On July 11, 1914, 19-year-old George Herman “Babe” Ruth played his first major league baseball game as a pitcher for the Boston Red Sox.
The Babe’s First Season
George Herman Ruth, a 19-year-old Baltimore schoolboy, was signed before the 1914 season by Jack Dunn, manager of the minor league Baltimore Orioles. Teammates called him “Jack’s newest Babe,” and the nickname stuck.
In July, Dunn sold the “Babe” to the Boston Red Sox of the American League. Ruth arrived in Boston on the morning of July 11, 1914, and that afternoon was the starting pitcher against the Cleveland Naps.

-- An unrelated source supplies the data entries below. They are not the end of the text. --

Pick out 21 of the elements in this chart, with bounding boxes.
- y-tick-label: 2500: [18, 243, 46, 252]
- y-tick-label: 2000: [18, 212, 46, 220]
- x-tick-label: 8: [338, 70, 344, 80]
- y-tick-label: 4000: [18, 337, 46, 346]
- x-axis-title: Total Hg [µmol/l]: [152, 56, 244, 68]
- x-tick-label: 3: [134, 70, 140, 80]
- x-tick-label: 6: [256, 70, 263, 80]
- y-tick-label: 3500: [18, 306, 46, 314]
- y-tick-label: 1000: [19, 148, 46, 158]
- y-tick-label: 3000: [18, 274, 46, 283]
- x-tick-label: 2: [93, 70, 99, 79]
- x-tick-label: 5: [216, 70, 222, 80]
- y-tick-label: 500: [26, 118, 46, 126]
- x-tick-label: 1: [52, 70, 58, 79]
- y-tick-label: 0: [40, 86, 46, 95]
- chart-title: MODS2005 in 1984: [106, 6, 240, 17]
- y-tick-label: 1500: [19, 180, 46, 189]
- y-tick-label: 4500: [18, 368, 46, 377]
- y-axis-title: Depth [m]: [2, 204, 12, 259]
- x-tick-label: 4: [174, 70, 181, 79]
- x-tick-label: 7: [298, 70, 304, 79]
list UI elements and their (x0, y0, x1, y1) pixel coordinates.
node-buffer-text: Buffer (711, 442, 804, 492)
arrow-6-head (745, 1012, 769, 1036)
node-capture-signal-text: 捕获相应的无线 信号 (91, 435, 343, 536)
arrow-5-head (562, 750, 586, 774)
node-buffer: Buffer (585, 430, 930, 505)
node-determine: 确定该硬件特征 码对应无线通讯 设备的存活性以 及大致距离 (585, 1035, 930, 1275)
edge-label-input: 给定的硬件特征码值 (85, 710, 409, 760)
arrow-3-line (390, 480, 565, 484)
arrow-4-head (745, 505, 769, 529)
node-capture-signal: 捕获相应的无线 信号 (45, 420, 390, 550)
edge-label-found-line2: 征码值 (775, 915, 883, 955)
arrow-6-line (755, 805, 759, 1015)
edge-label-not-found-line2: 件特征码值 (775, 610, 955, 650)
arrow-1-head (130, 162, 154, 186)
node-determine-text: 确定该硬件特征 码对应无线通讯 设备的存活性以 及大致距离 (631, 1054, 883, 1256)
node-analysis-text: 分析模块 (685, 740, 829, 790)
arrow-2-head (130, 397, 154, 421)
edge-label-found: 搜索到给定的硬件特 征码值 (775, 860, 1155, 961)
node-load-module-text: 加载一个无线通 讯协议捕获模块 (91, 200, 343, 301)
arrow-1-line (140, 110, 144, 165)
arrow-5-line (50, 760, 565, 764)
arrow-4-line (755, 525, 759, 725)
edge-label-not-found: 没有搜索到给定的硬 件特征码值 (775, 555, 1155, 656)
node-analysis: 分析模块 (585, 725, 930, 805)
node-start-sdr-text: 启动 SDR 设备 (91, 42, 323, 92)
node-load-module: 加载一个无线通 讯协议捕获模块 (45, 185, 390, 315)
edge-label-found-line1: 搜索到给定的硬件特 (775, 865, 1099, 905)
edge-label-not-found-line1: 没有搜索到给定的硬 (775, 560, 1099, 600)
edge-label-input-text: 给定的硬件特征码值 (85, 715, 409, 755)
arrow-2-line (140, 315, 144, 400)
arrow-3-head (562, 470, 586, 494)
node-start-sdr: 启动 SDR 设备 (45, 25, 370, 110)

“Ruth, formerly of Baltimore, made his debut as a local pitcher and held Cleveland to five scattered hits in the first six innings,” wrote the July 12 New York Times. “In the seventh three singles and a sacrifice netted two runs for Cleveland and tied the score.”
Ruth was lifted in the bottom of the inning for pinch hitter Duffy Lewis, who reached base and scored the go-ahead run. Boston went on to win 4-3, with Ruth picking up the win.
His next start wouldn’t go so well, as he was knocked out in the fourth inning. He wouldn’t pitch again for more than a month, and his teammates grew to dislike his “crude manner, wild eating habits, and … carefree playing style that hard-nosed veterans viewed as lackadaisical,” writes HowStuffWorks.
On Aug. 18, he was sent down to Providence, where he starred on the mound and in the batter’s box in leading the Grays to the International League pennant. He was recalled to Boston, where he received one more start, defeating the New York Yankees on Oct. 2.